In late 2006, personal obligations greatly limited my literary endeavors, forcing Darcy to take a backseat for much longer than I had ever anticipated, but the long interruption was unavoidable. I did write, but these sessions were sporadic. However, as any writer knows, you can’t shut down your thoughts, so I spent these short sessions documenting ideas or typing outlines to ensure that these new plots were preserved for future thrillers.
In the summer of 2009, Shotz went to the Rainbow Bridge. Her loss was one of the most painful experiences I’ve ever had to face. She was my shadow for almost fifteen years, and the pain of her loss endures. For months, I could not write, especially after I had introduced a giant schnauzer into my series. By early fall of 2009, I was still in a deep funk until my husband and I realized we just couldn’t go on without a giant in our family. So in mid-September, Kai (Kaiser) came to live with us.

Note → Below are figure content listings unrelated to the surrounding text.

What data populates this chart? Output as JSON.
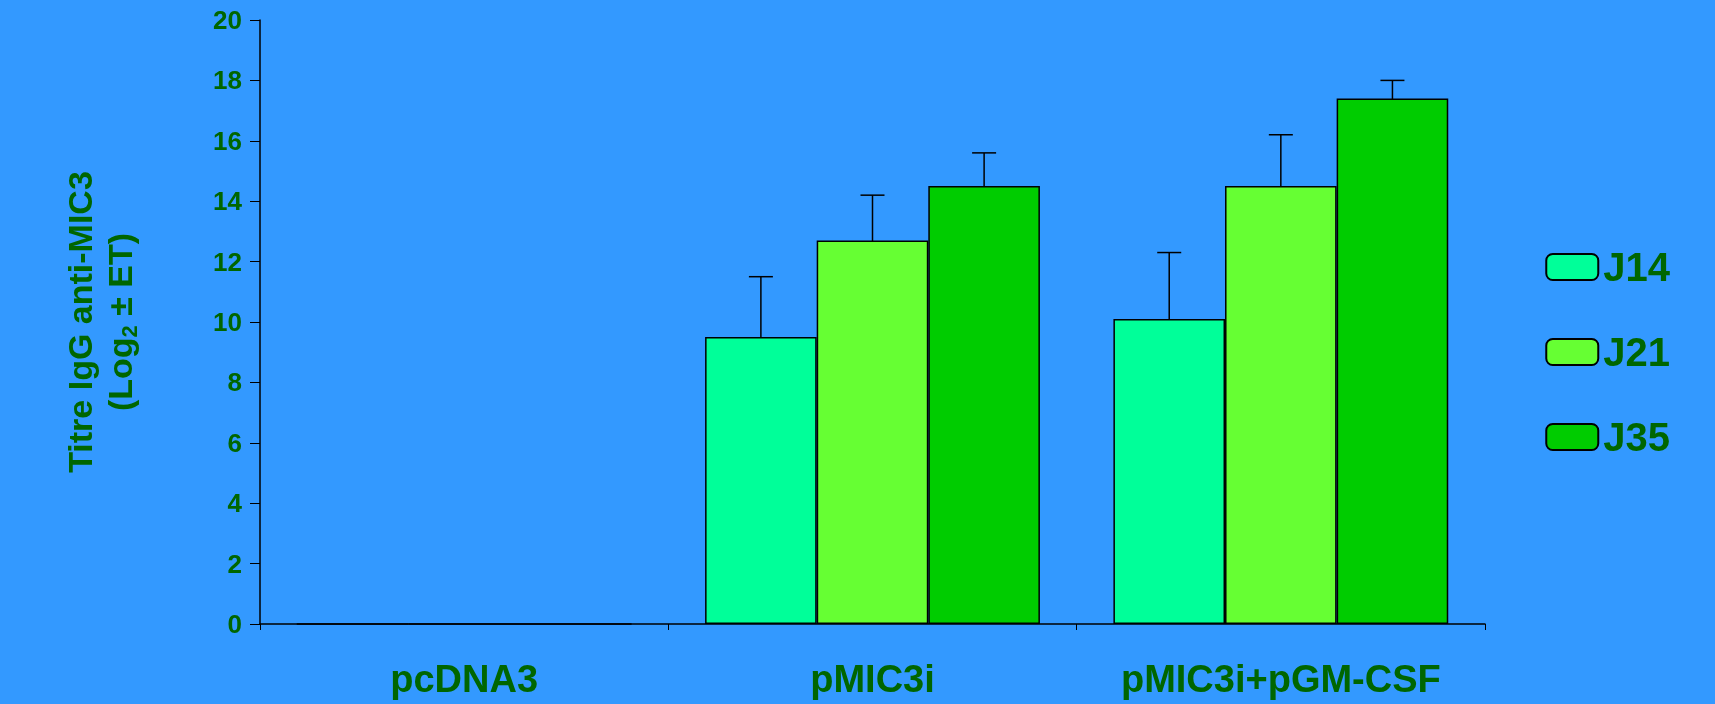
{
  "chart_data": {
    "type": "bar",
    "ylabel": "Titre IgG anti-MIC3\n(Log$_{2}$ ± ET)",
    "categories": [
      "pcDNA3",
      "pMIC3i",
      "pMIC3i+pGM-CSF"
    ],
    "series": [
      {
        "name": "J14",
        "color": "#00ff99",
        "values": [
          0,
          9.5,
          10.1
        ],
        "errors": [
          null,
          2.0,
          2.2
        ]
      },
      {
        "name": "J21",
        "color": "#66ff33",
        "values": [
          0,
          12.7,
          14.5
        ],
        "errors": [
          null,
          1.5,
          1.7
        ]
      },
      {
        "name": "J35",
        "color": "#00cc00",
        "values": [
          0,
          14.5,
          17.4
        ],
        "errors": [
          null,
          1.1,
          0.6
        ]
      }
    ],
    "ylim": [
      0,
      20
    ],
    "yticks": [
      0,
      2,
      4,
      6,
      8,
      10,
      12,
      14,
      16,
      18,
      20
    ],
    "grid": false,
    "legend": "right"
  }
}
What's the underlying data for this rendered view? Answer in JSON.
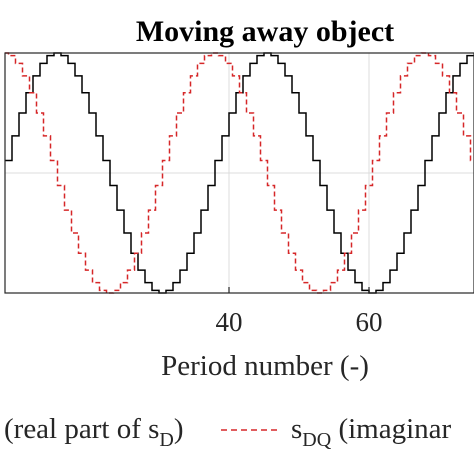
{
  "chart_data": {
    "type": "line",
    "title": "Moving away object",
    "xlabel": "Period number (-)",
    "ylabel": "",
    "xlim": [
      8,
      75
    ],
    "ylim": [
      -1,
      1
    ],
    "x_ticks": [
      40,
      60
    ],
    "x_tick_labels": [
      "40",
      "60"
    ],
    "grid": true,
    "step": true,
    "series": [
      {
        "name": "(real part of s_D)",
        "color": "#000000",
        "dash": "solid",
        "period": 30,
        "phase_peak_x": 15.5,
        "amplitude": 1.0,
        "steps_per_period": 30
      },
      {
        "name": "s_DQ (imaginar",
        "color": "#d62728",
        "dash": "dashed",
        "period": 30,
        "phase_peak_x": 8,
        "amplitude": 1.0,
        "steps_per_period": 30
      }
    ],
    "legend": {
      "placement": "bottom",
      "entries": [
        {
          "prefix": "(real part of s",
          "sub": "D",
          "suffix": ")"
        },
        {
          "prefix": "s",
          "sub": "DQ",
          "suffix": " (imaginar"
        }
      ]
    }
  }
}
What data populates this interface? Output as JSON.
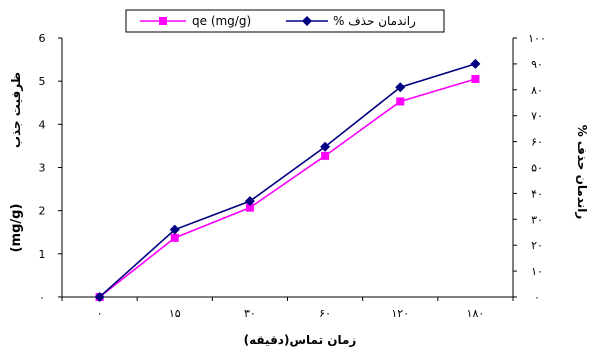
{
  "chart_data": {
    "type": "line",
    "categories": [
      "۰",
      "۱۵",
      "۳۰",
      "۶۰",
      "۱۲۰",
      "۱۸۰"
    ],
    "xlabel": "زمان تماس(دقیقه)",
    "y_left": {
      "label_text": "ظرفیت جذب",
      "label_unit": "(mg/g)",
      "range": [
        0,
        6
      ],
      "ticks": [
        "۰",
        "1",
        "2",
        "3",
        "4",
        "5",
        "6"
      ]
    },
    "y_right": {
      "label": "راندمان حذف %",
      "range": [
        0,
        100
      ],
      "ticks": [
        "۰",
        "۱۰",
        "۲۰",
        "۳۰",
        "۴۰",
        "۵۰",
        "۶۰",
        "۷۰",
        "۸۰",
        "۹۰",
        "۱۰۰"
      ]
    },
    "series": [
      {
        "name": "qe (mg/g)",
        "axis": "left",
        "color": "#ff00ff",
        "marker": "square",
        "values": [
          0,
          1.37,
          2.07,
          3.27,
          4.53,
          5.05
        ]
      },
      {
        "name": "راندمان حذف %",
        "axis": "right",
        "color": "#000080",
        "marker": "diamond",
        "values": [
          0,
          26,
          37,
          58,
          81,
          90
        ]
      }
    ],
    "legend_position": "top-center",
    "grid": false
  }
}
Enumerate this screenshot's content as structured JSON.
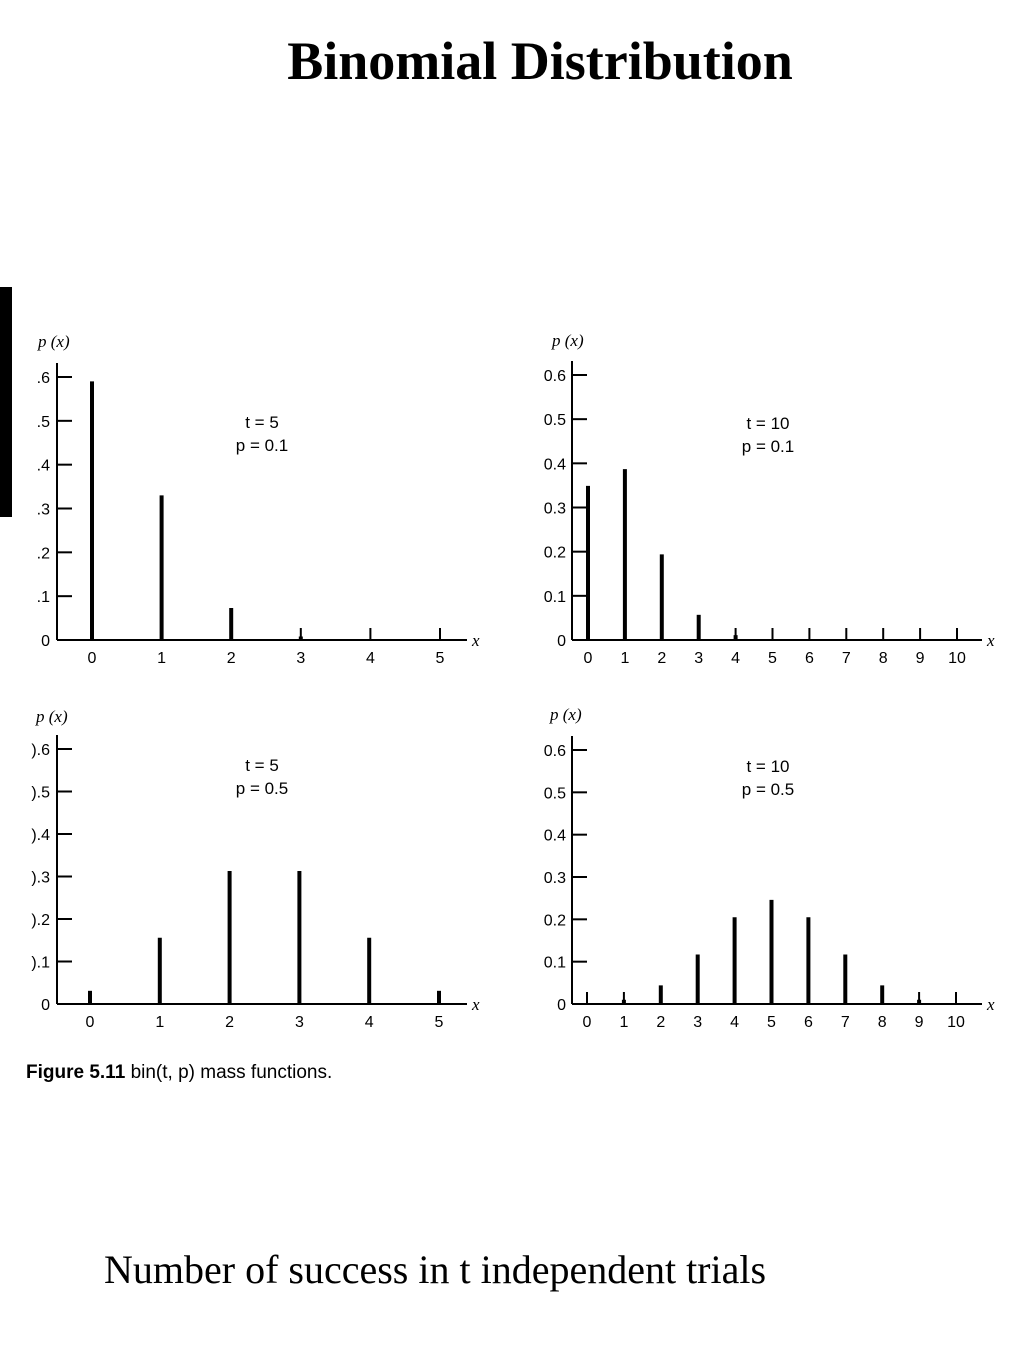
{
  "slide": {
    "title": "Binomial Distribution",
    "caption_number": "Figure 5.11",
    "caption_text": "bin(t, p) mass functions.",
    "bottom_text": "Number of success in t independent trials"
  },
  "chart_data": [
    {
      "type": "bar",
      "panel": "top-left",
      "ylabel": "p (x)",
      "xlabel": "x",
      "params": [
        "t = 5",
        "p = 0.1"
      ],
      "categories": [
        "0",
        "1",
        "2",
        "3",
        "4",
        "5"
      ],
      "values": [
        0.59,
        0.33,
        0.073,
        0.008,
        0.0005,
        1e-05
      ],
      "ylim": [
        0,
        0.6
      ],
      "ytick_labels": [
        "0",
        ".1",
        ".2",
        ".3",
        ".4",
        ".5",
        ".6"
      ]
    },
    {
      "type": "bar",
      "panel": "top-right",
      "ylabel": "p (x)",
      "xlabel": "x",
      "params": [
        "t = 10",
        "p = 0.1"
      ],
      "categories": [
        "0",
        "1",
        "2",
        "3",
        "4",
        "5",
        "6",
        "7",
        "8",
        "9",
        "10"
      ],
      "values": [
        0.349,
        0.387,
        0.194,
        0.057,
        0.011,
        0.0015,
        0.0001,
        0.0,
        0.0,
        0.0,
        0.0
      ],
      "ylim": [
        0,
        0.6
      ],
      "ytick_labels": [
        "0",
        "0.1",
        "0.2",
        "0.3",
        "0.4",
        "0.5",
        "0.6"
      ]
    },
    {
      "type": "bar",
      "panel": "bottom-left",
      "ylabel": "p (x)",
      "xlabel": "x",
      "params": [
        "t = 5",
        "p = 0.5"
      ],
      "categories": [
        "0",
        "1",
        "2",
        "3",
        "4",
        "5"
      ],
      "values": [
        0.031,
        0.156,
        0.313,
        0.313,
        0.156,
        0.031
      ],
      "ylim": [
        0,
        0.6
      ],
      "ytick_labels": [
        "0",
        ").1",
        ").2",
        ").3",
        ").4",
        ").5",
        ").6"
      ]
    },
    {
      "type": "bar",
      "panel": "bottom-right",
      "ylabel": "p (x)",
      "xlabel": "x",
      "params": [
        "t = 10",
        "p = 0.5"
      ],
      "categories": [
        "0",
        "1",
        "2",
        "3",
        "4",
        "5",
        "6",
        "7",
        "8",
        "9",
        "10"
      ],
      "values": [
        0.001,
        0.01,
        0.044,
        0.117,
        0.205,
        0.246,
        0.205,
        0.117,
        0.044,
        0.01,
        0.001
      ],
      "ylim": [
        0,
        0.6
      ],
      "ytick_labels": [
        "0",
        "0.1",
        "0.2",
        "0.3",
        "0.4",
        "0.5",
        "0.6"
      ]
    }
  ]
}
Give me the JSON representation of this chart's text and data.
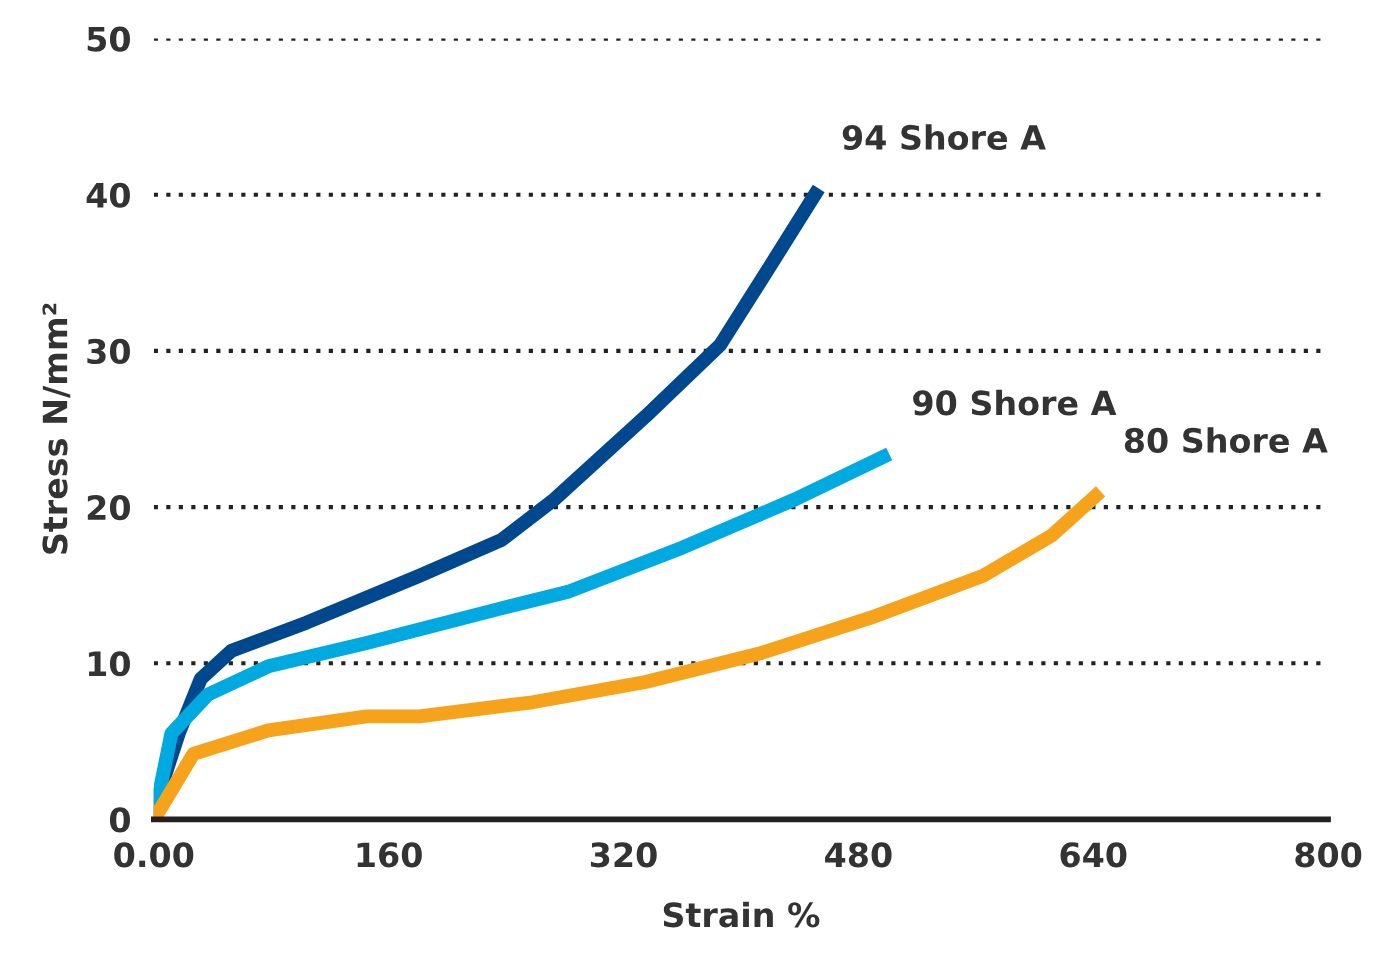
{
  "chart_data": {
    "type": "line",
    "xlabel": "Strain %",
    "ylabel": "Stress N/mm²",
    "xlim": [
      0,
      800
    ],
    "xticks": [
      {
        "value": 0,
        "label": "0.00"
      },
      160,
      320,
      480,
      640,
      800
    ],
    "ylim": [
      0,
      50
    ],
    "yticks": [
      0,
      10,
      20,
      30,
      40,
      50
    ],
    "grid": "y",
    "line_style": "solid",
    "marker": "none",
    "legend": false,
    "series": [
      {
        "name": "94 Shore A",
        "color": "#00488d",
        "x": [
          0,
          1,
          17,
          32,
          53,
          104,
          181,
          237,
          273,
          335,
          386,
          417,
          453
        ],
        "values": [
          0,
          0.9,
          5.5,
          9.0,
          10.8,
          12.6,
          15.6,
          17.9,
          20.5,
          25.8,
          30.4,
          35,
          40.4
        ]
      },
      {
        "name": "90 Shore A",
        "color": "#00a9e0",
        "x": [
          0,
          12,
          37,
          78,
          145,
          232,
          283,
          360,
          437,
          501
        ],
        "values": [
          0,
          5.5,
          8.0,
          9.8,
          11.3,
          13.4,
          14.6,
          17.4,
          20.5,
          23.4
        ]
      },
      {
        "name": "80 Shore A",
        "color": "#f7a21b",
        "x": [
          0,
          6,
          27,
          78,
          145,
          181,
          258,
          335,
          412,
          488,
          565,
          612,
          645
        ],
        "values": [
          0,
          0.9,
          4.2,
          5.7,
          6.6,
          6.6,
          7.5,
          8.8,
          10.6,
          12.9,
          15.6,
          18.2,
          21
        ]
      }
    ]
  }
}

In early 2010, I began researching the idea of self-publishing my thriller series. My primary reason? Time. I felt my time was best spent writing, then promoting, my series, not seeking a literary agent or pursuing the traditional route to publication, all of which is time-consuming and may or may not lead to results. The most expeditious route was to cut out the middleman and let the end user, the reader, decide whether or not the series sold or languished on Amazon.
As for promoting, with a degree in journalism/advertising and a solid background in marketing, I felt confident that I could steer the series to success. So I began working on a marketing plan. When I identified deficiencies, i.e., my own lack of experience in any area, I made a note to outsource related tasks to a professional.
My next priority was a self-publishing budget. In 1987, the possibility of quitting the corporate world to pursue a writing career became less of a fantasy and more of a reality. But whether I pursued the traditional or the self-publishing route, money was involved (as with most things in life). So with the idea of possibly self-publishing one day, I started an investment account.
In early 2011, I had done a lot of research on self-publishing, had a good marketing plan (which is always evolving), had built a modest budget, and had a giant will to succeed. I formed an LLC, opened a business account at my local bank, filed for a sales tax permit with the state of Texas, and had a logo designed for my newly formed company—Thunder Glass LLC. My press name would be Thunder Glass Press.